Общепринятое мнение утверждает, что искусство требует отбора. Недостаточная избирательность или разбросанность внимания приводят к неорганизованной мешанине. Источником, направляющим отбор, является интерес, то есть бессознательное, но органическое предпочтение определенных аспектов и ценностей сложного и многообразного универсума, в котором мы живем. Произведение искусства не может соперничать с бесконечной конкретностью природы. Художник совершает безжалостный отбор, следуя логике своего интереса, дополняя свою избирательность цветением или «изобилием», соответствующим влекущему его смыслу или направлению. Граница, на которую нельзя посягать, состоит в том, что определенная отсылка к качествам и структуре вещей в среде должна сохраняться. Иначе художник будет работать в исключительно частной системе координат, а результат окажется бессмысленным, даже если он будет выполнен в ярких цветах и громких звуках. Удаленность научных форм от конкретных объектов показывает, до какой степени разные искусства могут довести осуществляемые ими избирательные преобразования, не потеряв отсылку к объективной системе координат.

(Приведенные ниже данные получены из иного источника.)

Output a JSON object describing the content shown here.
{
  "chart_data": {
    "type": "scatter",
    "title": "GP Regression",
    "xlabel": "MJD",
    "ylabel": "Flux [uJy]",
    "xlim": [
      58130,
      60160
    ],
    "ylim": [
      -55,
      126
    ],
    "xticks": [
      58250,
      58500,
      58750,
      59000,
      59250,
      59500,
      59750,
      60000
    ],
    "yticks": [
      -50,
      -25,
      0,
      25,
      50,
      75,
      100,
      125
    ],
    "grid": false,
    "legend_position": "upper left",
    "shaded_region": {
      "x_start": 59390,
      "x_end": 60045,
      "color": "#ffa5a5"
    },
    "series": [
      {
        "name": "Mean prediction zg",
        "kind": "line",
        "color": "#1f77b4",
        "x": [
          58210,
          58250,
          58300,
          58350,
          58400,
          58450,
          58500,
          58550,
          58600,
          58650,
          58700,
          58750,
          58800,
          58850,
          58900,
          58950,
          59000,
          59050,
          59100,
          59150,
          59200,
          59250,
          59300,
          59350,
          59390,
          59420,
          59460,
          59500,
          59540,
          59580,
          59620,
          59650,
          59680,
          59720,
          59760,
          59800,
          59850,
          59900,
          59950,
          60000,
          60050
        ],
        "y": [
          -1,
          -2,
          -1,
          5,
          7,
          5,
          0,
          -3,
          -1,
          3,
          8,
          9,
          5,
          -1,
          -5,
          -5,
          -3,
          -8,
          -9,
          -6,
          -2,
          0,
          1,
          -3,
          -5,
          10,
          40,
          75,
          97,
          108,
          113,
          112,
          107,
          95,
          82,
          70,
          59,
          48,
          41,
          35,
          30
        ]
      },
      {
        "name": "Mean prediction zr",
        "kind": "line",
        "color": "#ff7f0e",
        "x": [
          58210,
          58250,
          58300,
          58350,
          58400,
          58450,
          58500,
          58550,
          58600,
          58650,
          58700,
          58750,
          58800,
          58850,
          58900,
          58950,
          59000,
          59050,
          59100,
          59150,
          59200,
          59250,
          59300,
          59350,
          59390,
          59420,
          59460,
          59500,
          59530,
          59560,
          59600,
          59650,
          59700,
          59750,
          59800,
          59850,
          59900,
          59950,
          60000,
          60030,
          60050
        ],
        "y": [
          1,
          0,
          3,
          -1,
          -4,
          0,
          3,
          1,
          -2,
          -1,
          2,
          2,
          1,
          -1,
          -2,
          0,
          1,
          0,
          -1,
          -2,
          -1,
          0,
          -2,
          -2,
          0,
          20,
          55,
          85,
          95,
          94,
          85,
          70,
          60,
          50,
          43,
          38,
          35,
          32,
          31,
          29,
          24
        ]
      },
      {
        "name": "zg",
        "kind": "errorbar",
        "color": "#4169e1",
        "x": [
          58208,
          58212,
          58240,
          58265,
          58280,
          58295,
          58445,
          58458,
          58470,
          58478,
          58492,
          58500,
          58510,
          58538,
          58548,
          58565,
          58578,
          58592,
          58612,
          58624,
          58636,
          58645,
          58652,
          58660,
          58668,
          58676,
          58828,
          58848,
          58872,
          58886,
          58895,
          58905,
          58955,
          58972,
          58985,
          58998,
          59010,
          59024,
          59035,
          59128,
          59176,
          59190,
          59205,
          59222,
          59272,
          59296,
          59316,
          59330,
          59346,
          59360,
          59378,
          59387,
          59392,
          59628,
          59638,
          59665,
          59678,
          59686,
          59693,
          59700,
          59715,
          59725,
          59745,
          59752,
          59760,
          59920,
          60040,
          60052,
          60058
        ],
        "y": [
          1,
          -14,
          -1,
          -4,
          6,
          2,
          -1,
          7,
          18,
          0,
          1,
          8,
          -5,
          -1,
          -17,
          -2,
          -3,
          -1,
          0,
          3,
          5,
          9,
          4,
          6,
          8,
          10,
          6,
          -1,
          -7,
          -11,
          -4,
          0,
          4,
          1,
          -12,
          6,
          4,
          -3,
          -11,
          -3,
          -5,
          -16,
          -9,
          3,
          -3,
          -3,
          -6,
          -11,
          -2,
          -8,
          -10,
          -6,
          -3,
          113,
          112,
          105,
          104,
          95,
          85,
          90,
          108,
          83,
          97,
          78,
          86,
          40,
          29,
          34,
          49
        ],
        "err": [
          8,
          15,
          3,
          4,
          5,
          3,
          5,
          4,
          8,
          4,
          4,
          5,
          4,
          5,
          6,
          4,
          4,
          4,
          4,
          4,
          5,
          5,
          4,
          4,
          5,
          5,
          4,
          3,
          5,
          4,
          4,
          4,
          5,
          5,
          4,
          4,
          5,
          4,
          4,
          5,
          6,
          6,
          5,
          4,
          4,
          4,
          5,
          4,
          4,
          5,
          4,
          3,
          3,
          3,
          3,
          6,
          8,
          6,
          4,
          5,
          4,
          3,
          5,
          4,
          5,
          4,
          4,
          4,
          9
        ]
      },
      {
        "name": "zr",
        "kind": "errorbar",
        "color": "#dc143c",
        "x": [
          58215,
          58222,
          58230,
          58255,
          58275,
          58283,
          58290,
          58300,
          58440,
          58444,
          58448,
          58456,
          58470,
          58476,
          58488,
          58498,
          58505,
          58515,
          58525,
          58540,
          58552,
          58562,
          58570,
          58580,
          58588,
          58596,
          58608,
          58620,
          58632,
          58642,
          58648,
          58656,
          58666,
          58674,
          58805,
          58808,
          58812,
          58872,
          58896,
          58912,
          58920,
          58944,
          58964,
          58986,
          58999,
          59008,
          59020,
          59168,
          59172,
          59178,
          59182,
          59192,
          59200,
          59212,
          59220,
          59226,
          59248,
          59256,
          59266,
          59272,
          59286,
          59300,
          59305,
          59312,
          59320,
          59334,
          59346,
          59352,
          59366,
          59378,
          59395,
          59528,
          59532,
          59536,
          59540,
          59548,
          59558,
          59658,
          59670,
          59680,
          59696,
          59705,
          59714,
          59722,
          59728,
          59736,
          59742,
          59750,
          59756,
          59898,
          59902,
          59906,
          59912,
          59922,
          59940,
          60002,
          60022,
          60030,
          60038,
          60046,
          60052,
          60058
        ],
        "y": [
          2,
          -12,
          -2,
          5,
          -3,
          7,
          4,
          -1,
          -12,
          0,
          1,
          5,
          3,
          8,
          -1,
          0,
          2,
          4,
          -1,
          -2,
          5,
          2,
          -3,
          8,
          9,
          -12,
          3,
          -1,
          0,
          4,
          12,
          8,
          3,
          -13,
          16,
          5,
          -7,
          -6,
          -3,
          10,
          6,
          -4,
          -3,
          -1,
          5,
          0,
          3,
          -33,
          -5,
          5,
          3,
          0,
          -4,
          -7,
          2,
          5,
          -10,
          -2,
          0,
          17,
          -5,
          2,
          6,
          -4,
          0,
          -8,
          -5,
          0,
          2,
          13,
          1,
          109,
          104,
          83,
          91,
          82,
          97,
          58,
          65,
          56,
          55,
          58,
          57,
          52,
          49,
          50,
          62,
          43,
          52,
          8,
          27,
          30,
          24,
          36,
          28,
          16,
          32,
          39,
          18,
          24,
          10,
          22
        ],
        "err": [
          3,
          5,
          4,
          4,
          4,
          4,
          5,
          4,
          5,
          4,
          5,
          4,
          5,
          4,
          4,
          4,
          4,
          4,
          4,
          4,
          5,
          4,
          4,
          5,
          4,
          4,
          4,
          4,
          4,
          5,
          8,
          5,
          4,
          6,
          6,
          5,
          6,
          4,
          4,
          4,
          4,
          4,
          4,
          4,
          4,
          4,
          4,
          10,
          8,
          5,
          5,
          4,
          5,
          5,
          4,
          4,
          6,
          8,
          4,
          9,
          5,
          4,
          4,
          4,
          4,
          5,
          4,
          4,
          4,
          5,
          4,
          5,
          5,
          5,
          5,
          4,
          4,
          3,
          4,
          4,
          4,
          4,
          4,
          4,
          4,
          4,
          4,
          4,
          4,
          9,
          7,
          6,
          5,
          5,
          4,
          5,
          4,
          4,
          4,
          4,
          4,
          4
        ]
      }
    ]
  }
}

Обнаженные Ренуара доставляют удовольствие, но без порнографической составляющей. Пышность плоти сохраняется и даже подчеркивается. Однако условия физического состояния нагих тел были абстрагированы. Благодаря абстрагированию и медиуму цвета обычные ассоциации, связанные с нагими телами, были перенесены в новую область, поскольку такие ассоциации – это практические стимулы, исчезающие в произведении искусства. Эстетическое изгоняет физическое, а возвеличивание качеств, общих для плоти и для цветов, исторгает эротическое. Представление о том, что объекты – это устойчивые и неизменные ценности, как раз и является предрассудком, от которого нас избавляет искусство. Внутренние качества вещей предъявляются с поразительной силой и свежестью потому именно, что общепринятые ассоциации устраняются.